Confira a participação de Gustavo Loyola, Diretor-Presidente da Tendências Consultoria e ex-Presidente do Banco Central, em matéria especial da Exame sobre o aniversário de 30 anos do Plano Real.

Nós tivemos a mais longa hiperinflação da história recente da humanidade, com 15 anos de dela acima de 100% ao ano, chegando até a 2000% ao ano durante esse período, que foi de grande instabilidade e grande incerteza.

Em 1993, por exemplo, só tinham quatro países do mundo que tinham mais de 1000% de inflação: era a Rússia (colapso do império soviético), a Rússia, a Ucrânia, o Brasil e o Congo em guerra civil.

“Naquela época, se construía apartamentos que tinham dependências maiores para você armazenar gêneros dentro da dispensa. Tinham os grandes supermercados, que você fazia compras por atacado.”, comenta Loyola.

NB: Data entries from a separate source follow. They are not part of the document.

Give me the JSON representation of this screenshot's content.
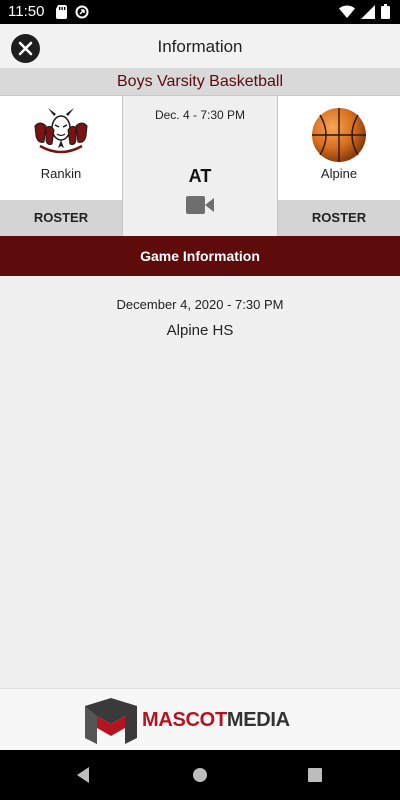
{
  "status": {
    "time": "11:50"
  },
  "header": {
    "title": "Information"
  },
  "sport": "Boys Varsity Basketball",
  "home_team": {
    "name": "Rankin",
    "roster_label": "ROSTER",
    "logo_icon": "devils-logo"
  },
  "away_team": {
    "name": "Alpine",
    "roster_label": "ROSTER",
    "logo_icon": "basketball-logo"
  },
  "matchup": {
    "date_short": "Dec. 4 - 7:30 PM",
    "vs_label": "AT",
    "video_icon": "video-camera-icon"
  },
  "section": {
    "title": "Game Information"
  },
  "game": {
    "datetime": "December 4, 2020 - 7:30 PM",
    "location": "Alpine HS"
  },
  "footer": {
    "brand_part1": "MASCOT",
    "brand_part2": "MEDIA"
  },
  "colors": {
    "accent": "#5e0b0b",
    "brand_red": "#b3141f"
  }
}
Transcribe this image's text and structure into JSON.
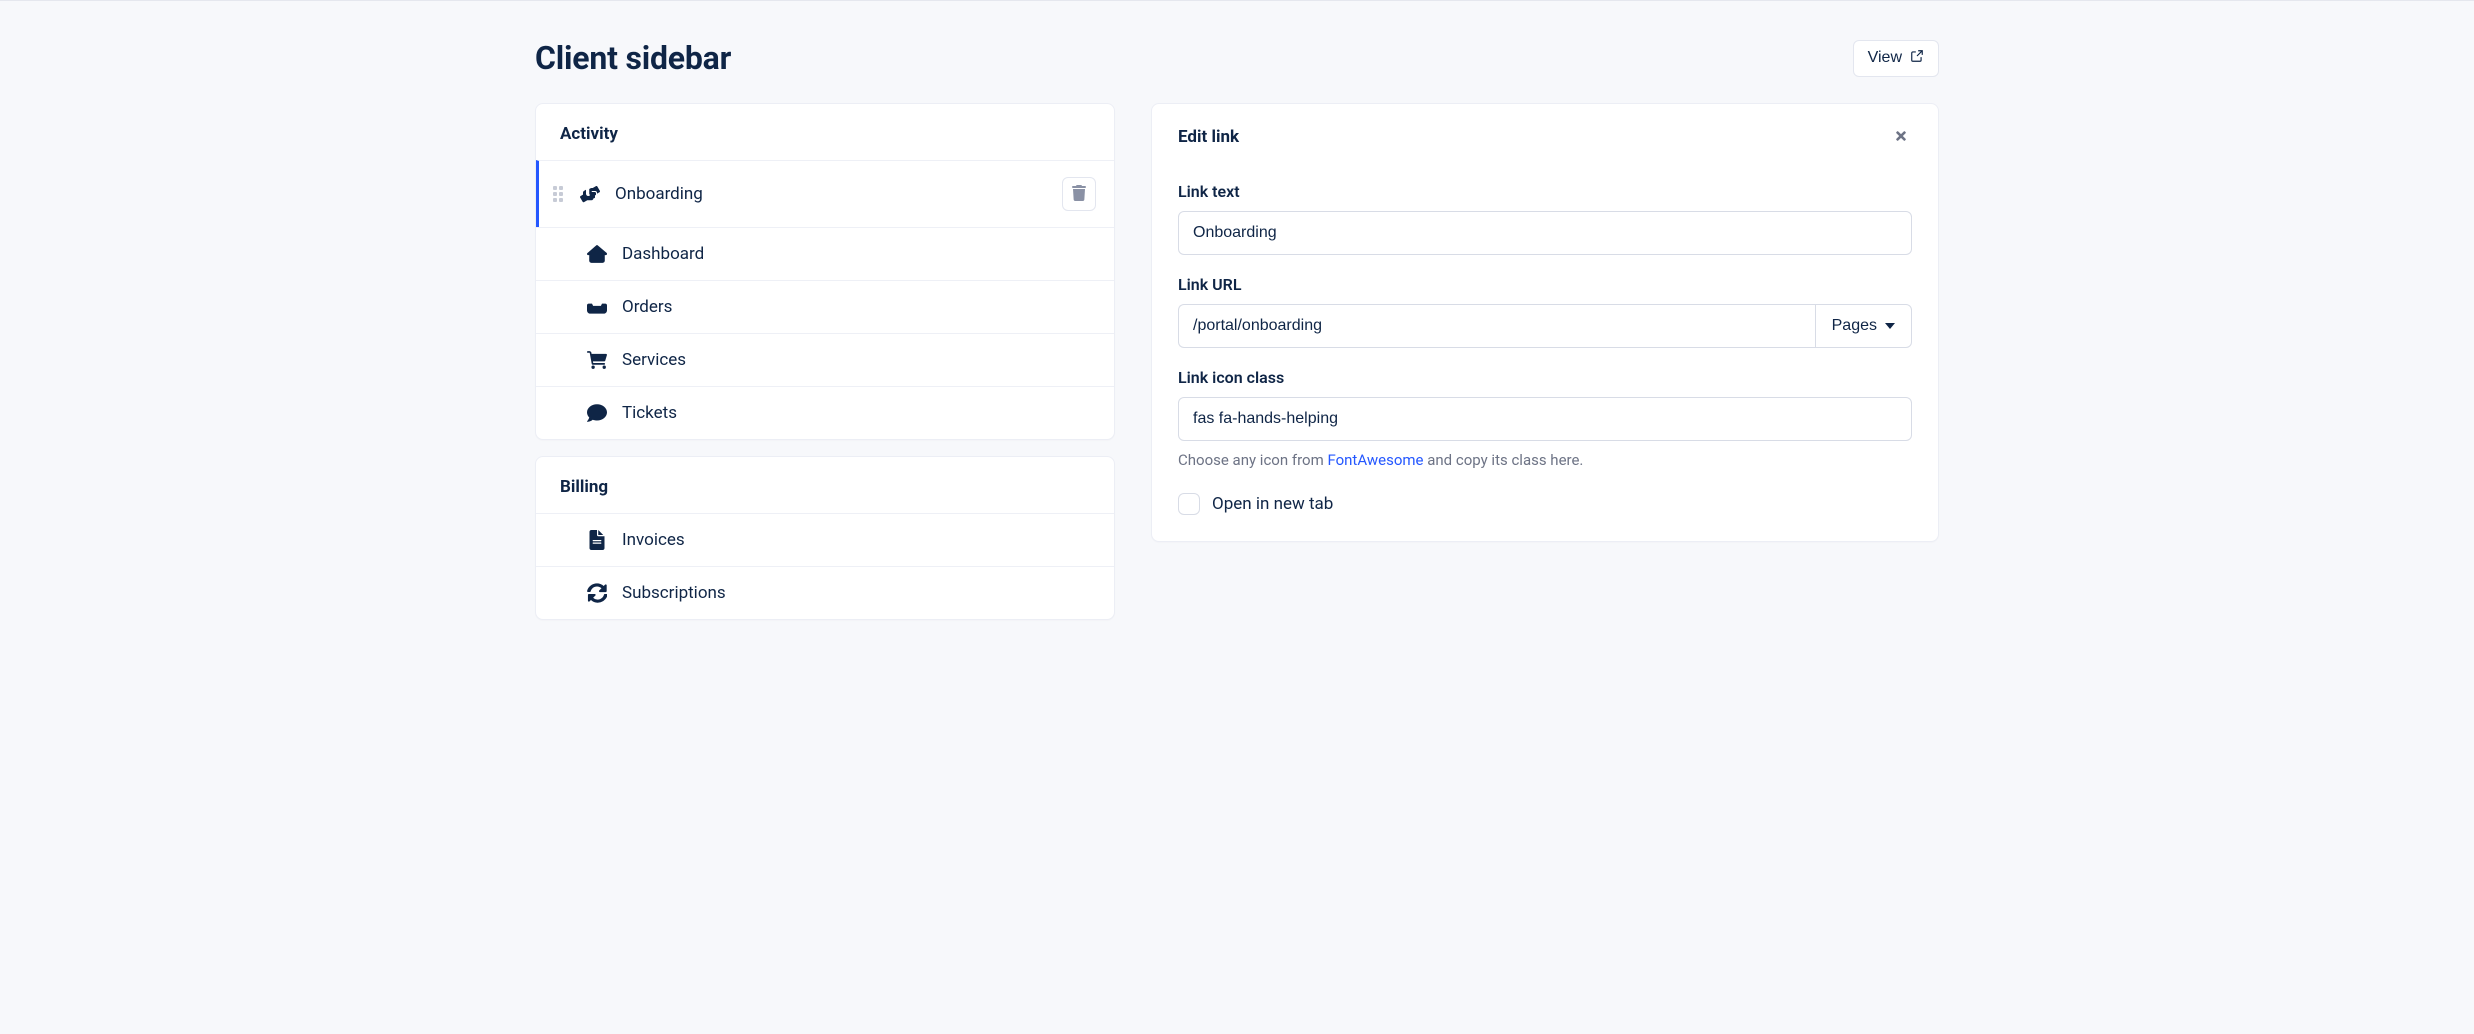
{
  "header": {
    "title": "Client sidebar",
    "view_label": "View"
  },
  "sidebar_sections": [
    {
      "title": "Activity",
      "items": [
        {
          "label": "Onboarding",
          "icon": "hands-helping",
          "active": true
        },
        {
          "label": "Dashboard",
          "icon": "home",
          "active": false
        },
        {
          "label": "Orders",
          "icon": "inbox",
          "active": false
        },
        {
          "label": "Services",
          "icon": "cart",
          "active": false
        },
        {
          "label": "Tickets",
          "icon": "comment",
          "active": false
        }
      ]
    },
    {
      "title": "Billing",
      "items": [
        {
          "label": "Invoices",
          "icon": "file",
          "active": false
        },
        {
          "label": "Subscriptions",
          "icon": "sync",
          "active": false
        }
      ]
    }
  ],
  "edit_panel": {
    "title": "Edit link",
    "link_text_label": "Link text",
    "link_text_value": "Onboarding",
    "link_url_label": "Link URL",
    "link_url_value": "/portal/onboarding",
    "pages_dropdown_label": "Pages",
    "link_icon_label": "Link icon class",
    "link_icon_value": "fas fa-hands-helping",
    "help_prefix": "Choose any icon from ",
    "help_link_text": "FontAwesome",
    "help_suffix": " and copy its class here.",
    "open_new_tab_label": "Open in new tab",
    "open_new_tab_checked": false
  }
}
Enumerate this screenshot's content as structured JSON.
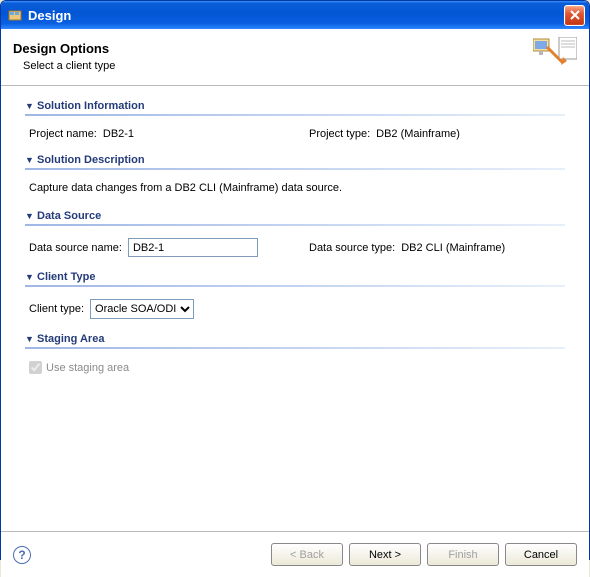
{
  "window": {
    "title": "Design"
  },
  "header": {
    "title": "Design Options",
    "subtitle": "Select a client type"
  },
  "sections": {
    "solution_info": {
      "title": "Solution Information",
      "project_name_label": "Project name:",
      "project_name_value": "DB2-1",
      "project_type_label": "Project type:",
      "project_type_value": "DB2 (Mainframe)"
    },
    "solution_desc": {
      "title": "Solution Description",
      "text": "Capture data changes from a DB2 CLI (Mainframe) data source."
    },
    "data_source": {
      "title": "Data Source",
      "name_label": "Data source name:",
      "name_value": "DB2-1",
      "type_label": "Data source type:",
      "type_value": "DB2 CLI (Mainframe)"
    },
    "client_type": {
      "title": "Client Type",
      "label": "Client type:",
      "selected": "Oracle SOA/ODI"
    },
    "staging": {
      "title": "Staging Area",
      "checkbox_label": "Use staging area"
    }
  },
  "footer": {
    "back": "< Back",
    "next": "Next >",
    "finish": "Finish",
    "cancel": "Cancel"
  }
}
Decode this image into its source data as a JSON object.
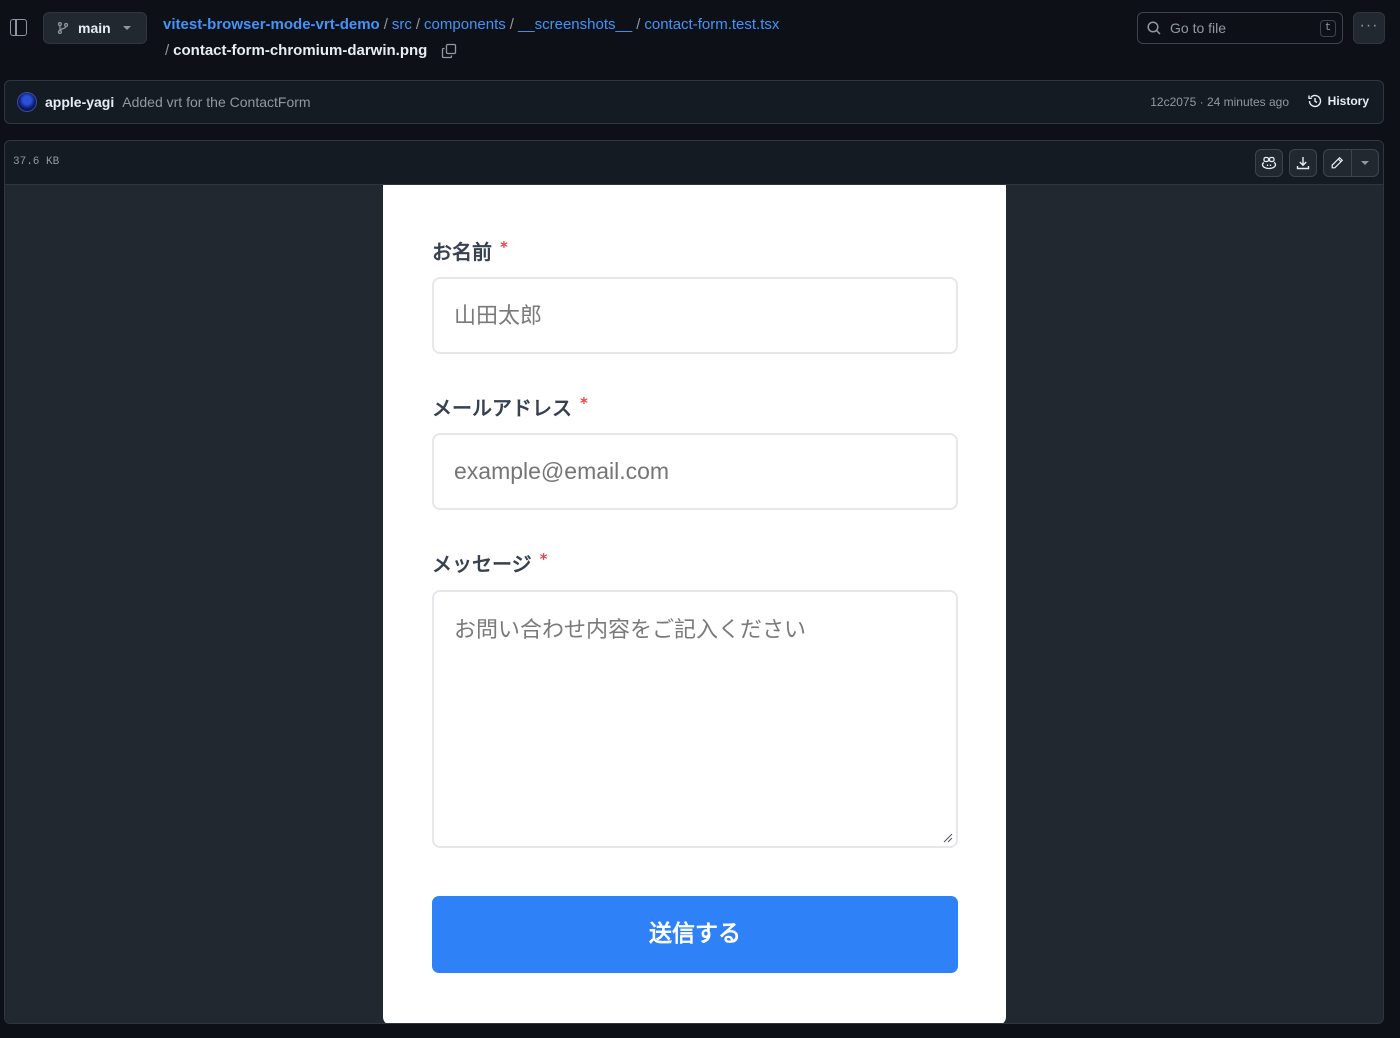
{
  "header": {
    "branch": "main",
    "breadcrumb": {
      "repo": "vitest-browser-mode-vrt-demo",
      "parts": [
        "src",
        "components",
        "__screenshots__",
        "contact-form.test.tsx"
      ],
      "separator": "/",
      "file": "contact-form-chromium-darwin.png"
    },
    "goto_file": {
      "label": "Go to file",
      "shortcut": "t"
    },
    "more": "···"
  },
  "commit": {
    "author": "apple-yagi",
    "message": "Added vrt for the ContactForm",
    "meta": "12c2075 · 24 minutes ago",
    "history_label": "History"
  },
  "file": {
    "size": "37.6 KB"
  },
  "form": {
    "name": {
      "label": "お名前",
      "required_mark": "*",
      "placeholder": "山田太郎"
    },
    "email": {
      "label": "メールアドレス",
      "required_mark": "*",
      "placeholder": "example@email.com"
    },
    "message": {
      "label": "メッセージ",
      "required_mark": "*",
      "placeholder": "お問い合わせ内容をご記入ください"
    },
    "submit_label": "送信する"
  },
  "colors": {
    "link": "#4493f8",
    "submit_button": "#2f81f7",
    "required": "#ef4444",
    "page_bg": "#0d1117",
    "image_bg": "#212830"
  },
  "icons": [
    "sidebar-toggle-icon",
    "git-branch-icon",
    "copy-icon",
    "search-icon",
    "kebab-icon",
    "history-icon",
    "copilot-icon",
    "download-icon",
    "pencil-icon",
    "chevron-down-icon",
    "resize-grip-icon"
  ]
}
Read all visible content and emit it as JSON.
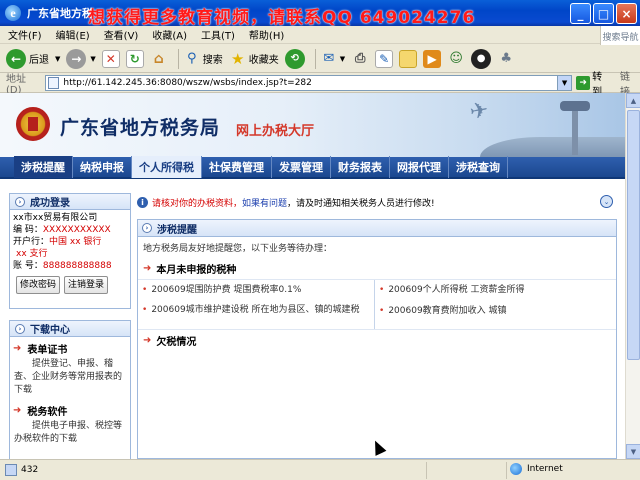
{
  "window": {
    "title": "广东省地方税",
    "watermark": "想获得更多教育视频，请联系QQ  649024276",
    "min_label": "_",
    "max_label": "□",
    "close_label": "×"
  },
  "menu": {
    "items": [
      "文件(F)",
      "编辑(E)",
      "查看(V)",
      "收藏(A)",
      "工具(T)",
      "帮助(H)"
    ],
    "logo": "搜索导航"
  },
  "toolbar": {
    "back_label": "后退",
    "search_label": "搜索",
    "favorites_label": "收藏夹"
  },
  "address": {
    "label": "地址(D)",
    "url": "http://61.142.245.36:8080/wszw/wsbs/index.jsp?t=282",
    "go_label": "转到",
    "links_label": "链接"
  },
  "banner": {
    "title": "广东省地方税务局",
    "subtitle": "网上办税大厅"
  },
  "nav": {
    "items": [
      "涉税提醒",
      "纳税申报",
      "个人所得税",
      "社保费管理",
      "发票管理",
      "财务报表",
      "网报代理",
      "涉税查询"
    ]
  },
  "login_panel": {
    "title": "成功登录",
    "company": "xx市xx贸易有限公司",
    "code_label": "编  码：",
    "code_value": "XXXXXXXXXXX",
    "bank_label": "开户行：",
    "bank_value": "中国 xx 银行",
    "branch_value": "xx 支行",
    "account_label": "账  号：",
    "account_value": "888888888888",
    "change_password_label": "修改密码",
    "logout_label": "注销登录"
  },
  "download_panel": {
    "title": "下载中心",
    "items": [
      {
        "title": "表单证书",
        "desc": "提供登记、申报、稽查、企业财务等常用报表的下载"
      },
      {
        "title": "税务软件",
        "desc": "提供电子申报、税控等办税软件的下载"
      }
    ]
  },
  "notice": {
    "prefix": "请核对你的办税资料，",
    "highlight": "如果有问题",
    "suffix": "，请及时通知相关税务人员进行修改!"
  },
  "reminder": {
    "title": "涉税提醒",
    "intro": "地方税务局友好地提醒您，以下业务等待办理：",
    "section_unpaid": "本月未申报的税种",
    "section_arrears": "欠税情况",
    "left_tasks": [
      "200609堤围防护费  堤围费税率0.1%",
      "200609城市维护建设税  所在地为县区、镇的城建税"
    ],
    "right_tasks": [
      "200609个人所得税  工资薪金所得",
      "200609教育费附加收入  城镇"
    ]
  },
  "status": {
    "progress": "432",
    "zone": "Internet"
  }
}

 As pessoas iam ao supermercado toda semana e não sabiam quanto iria gastar, pois os preços mudaram ao longo do dia. Uma coisa era certa: gastar mais do que na semana anterior. E não era pouco. 

A vida era de ineficiência total, tanto do ponto de vista pessoal quanto das indústrias, empresas e serviços. As pessoas não tinham capacidade de planejamento algum. Era impossível saber como estaria no fim do mês para pagar uma escola, comprar um carro, pagar uma conta.

O mercado de crédito, com uma inflação galopante, era extremamente penalizador para o sonho das pessoas. É importante ressaltar aqui que elas tomam crédito para financiar sonhos ou para pagar dívidas anteriores. Então foram momentos muito difíceis.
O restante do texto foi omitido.